Reiki - Traditional vs Western

Reiki, as previously discussed, was re-discovered, taught, and professionally practiced by Dr. Mikao Usui himself in Japan from 1922 to 1926 until he passed away. During this time, he treated and healed countless patients suffering from a variety of ailments. At the same time, he also taught Reiki to an estimated 2,000 plus individuals.
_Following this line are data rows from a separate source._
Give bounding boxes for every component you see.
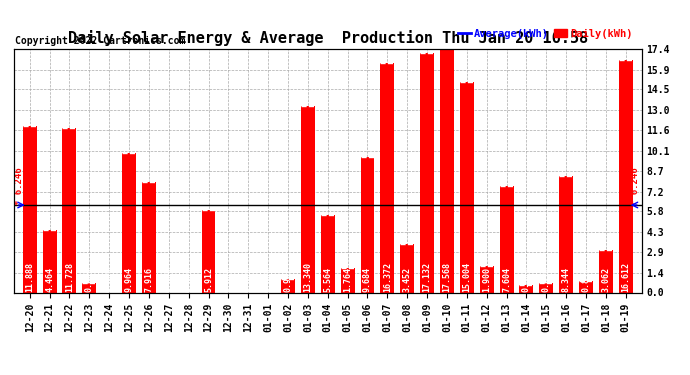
Bar: [559, 176, 573, 292]
Text: 16.612: 16.612: [621, 262, 630, 292]
Bar: [619, 60, 633, 292]
Text: 5.564: 5.564: [323, 267, 333, 292]
Bar: [341, 268, 355, 292]
Bar: [480, 266, 493, 292]
Bar: [440, 46, 454, 292]
Bar: [321, 214, 335, 292]
Bar: [579, 281, 593, 292]
Bar: [599, 250, 613, 292]
Text: 17.132: 17.132: [422, 262, 432, 292]
Bar: [43, 230, 57, 292]
Text: 0.840: 0.840: [582, 267, 591, 292]
Text: 11.888: 11.888: [26, 262, 34, 292]
Bar: [420, 53, 434, 292]
Bar: [82, 283, 97, 292]
Text: 4.464: 4.464: [45, 267, 54, 292]
Text: 0.528: 0.528: [522, 267, 531, 292]
Bar: [63, 128, 77, 292]
Bar: [400, 244, 414, 292]
Text: 0.660: 0.660: [85, 267, 94, 292]
Bar: [201, 210, 215, 292]
Text: 0.000: 0.000: [224, 267, 233, 292]
Text: 0.962: 0.962: [284, 267, 293, 292]
Bar: [460, 82, 474, 292]
Text: 1.764: 1.764: [343, 267, 352, 292]
Bar: [142, 182, 156, 292]
Text: 1.900: 1.900: [482, 267, 491, 292]
Text: 9.684: 9.684: [363, 267, 372, 292]
Text: 0.000: 0.000: [184, 267, 193, 292]
Text: * 6.246: * 6.246: [631, 167, 640, 205]
Bar: [540, 284, 553, 292]
Text: * 6.246: * 6.246: [15, 167, 24, 205]
Text: 7.916: 7.916: [144, 267, 153, 292]
Bar: [520, 285, 533, 292]
Text: Copyright 2022 Cartronics.com: Copyright 2022 Cartronics.com: [15, 36, 186, 46]
Text: 11.728: 11.728: [65, 262, 74, 292]
Legend: Average(kWh), Daily(kWh): Average(kWh), Daily(kWh): [454, 25, 636, 43]
Text: 9.964: 9.964: [125, 267, 134, 292]
Text: 3.452: 3.452: [403, 267, 412, 292]
Text: 8.344: 8.344: [562, 267, 571, 292]
Bar: [23, 126, 37, 292]
Bar: [361, 157, 375, 292]
Bar: [380, 63, 394, 292]
Text: 5.912: 5.912: [204, 267, 213, 292]
Text: 13.340: 13.340: [304, 262, 313, 292]
Text: 0.000: 0.000: [264, 267, 273, 292]
Text: 17.568: 17.568: [442, 262, 451, 292]
Text: 0.648: 0.648: [542, 267, 551, 292]
Text: 0.000: 0.000: [164, 267, 173, 292]
Title: Daily Solar Energy & Average  Production Thu Jan 20 16:58: Daily Solar Energy & Average Production …: [68, 30, 588, 46]
Text: 0.000: 0.000: [105, 267, 114, 292]
Text: 7.604: 7.604: [502, 267, 511, 292]
Text: 15.004: 15.004: [462, 262, 471, 292]
Text: 3.062: 3.062: [602, 267, 611, 292]
Bar: [301, 106, 315, 292]
Bar: [281, 279, 295, 292]
Text: 0.000: 0.000: [244, 267, 253, 292]
Bar: [500, 186, 513, 292]
Text: 16.372: 16.372: [383, 262, 392, 292]
Bar: [122, 153, 136, 292]
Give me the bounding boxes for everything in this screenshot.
One of his disciples, Dr. Chujiro Hayashi - a naval officer in the Japanese armed forces during WW I, began studying Reiki under Dr. Usui in 1925 and upon completion of his study, started both teaching and practicing Reiki. One of his students, Ms. Hawayo Takata from Hawaii, the USA, learned Reiki from him and then brought for the first time Reiki's learning and teaching to the Western world, beginning with the USA. She, in the process, transformed Reiki's learning and practice in the western form as we know it today.

In the traditional form, Reiki was more of a spiritual and healing practice. Meditations (to connect to Reiki), five precepts and three pillars of Reiki, intuition development and healing intention setting, intuitively being able to lay the hands on the part or specific points on the receiver's body where the healing was needed, etc. were the most important elements of how Reiki was taught and practiced by Dr. Usui and his students. This, perhaps, laid the foundation to some extent for the Christianity to not accept Reiki interpreting the above practices as an interference to the Christian beliefs and values at that time around and related to healing.

It was Dr. Hayashi who first attempted to demystify the strictly 'meditative and intuitive' aspects of Reiki and started to come up with some "processes based structure" that the western world is more used to. Ms. Takata is believed to complete this transformation and to have come up with the specific guidance and points to lay one's hands on as part of Reiki therapy. They also developed the structure and process of "Reiki level specific" attunements. Meditations, five precepts, and three pillars still remain the required and critical components of learning and practicing Reiki and intuitive healing ability still seems to be that 'elusive yet sought after skill' for many advanced Reiki practitioners.

Ms. Takata personally trained and initiated 22 Reiki Masters who, in turn trained and initiated many other Reiki Masters in Europe between 70's to 90's. Those Reiki Masters, in turn, trained many times more Reiki Masters in the rest of the world. Today, Reiki is taught and practiced to a varying degree in dozens of countries around the world.